Als dann aber der Zusammenhang mit dem Botellón erwähnt wurde, war klar in welche Richtung es geht. Mit Botellón bezeichnet man das Zusammentreffen mehrerer Jugendlicher auf der Straße und auf öffentlichen Plätzen, wo man dann seinen billig im Supermarkt gekauften Alkohol (Kneipen sind für die Jugendlichen zu teuer) gemeinsam vernichtet. Mithin eine Art gesellschaftliches Zusammensein für diejenigen, die sich Kneipen oder Aufenthaltsorte mit Verzehrzwang einfach nicht leisten können. Zudem wird nicht nur Alkohol konsumiert, sondern auch sehr viel Wasser. Ja, richtig gehört, einfaches Wasser ohne nix. Viele junge Spanier bezeichnen sich mittlerweile als "gente sana" - gesunde Leute, die weder rauchen noch saufen, aber trotzdem am Botellón ihren Spaß haben.

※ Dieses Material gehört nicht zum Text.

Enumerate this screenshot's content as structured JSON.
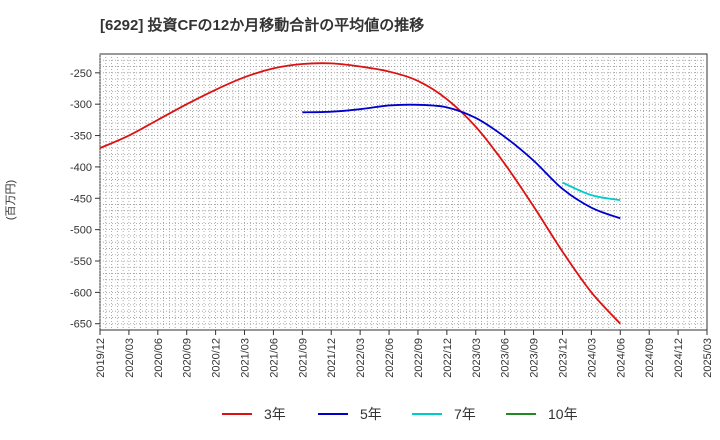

Der Botellón ist allerdings mittlerweile eine Staatsangelegenheit und den Behörden und Offiziellen ein Dorn im Auge (zumal man solche Versammlungen auch noch schwer kontrollieren kann - wie war das noch mit Versammlungsverboten in Krisenzeiten?). Und da käme es gerade gelegen, wenn man die Kids zu Hausarrest verdonnern könnte, wenn man ihnen genetisch eine "Anfälligkeit" für Alkoholismus nachweisen könnte.

Für mich ist das alles äußerst bedenklich und letztendlich die Weiterentwicklung der Rassenlehre und Eugenik. Man stellt nicht mehr auf die Rasse ab, sondern ganz allgemein auf die Merkmale, die der herrschenden Klasse ein Dorn im Auge ist. Genauso wie man nicht mehr zwischen Widerstandskämpfern, politischen Kämpfern etc. unterscheidet, sondern allgemein jeden Widerstand gegen ein bestehendes System als Terrorismus (das Synonym für alles Böse) bezeichnet.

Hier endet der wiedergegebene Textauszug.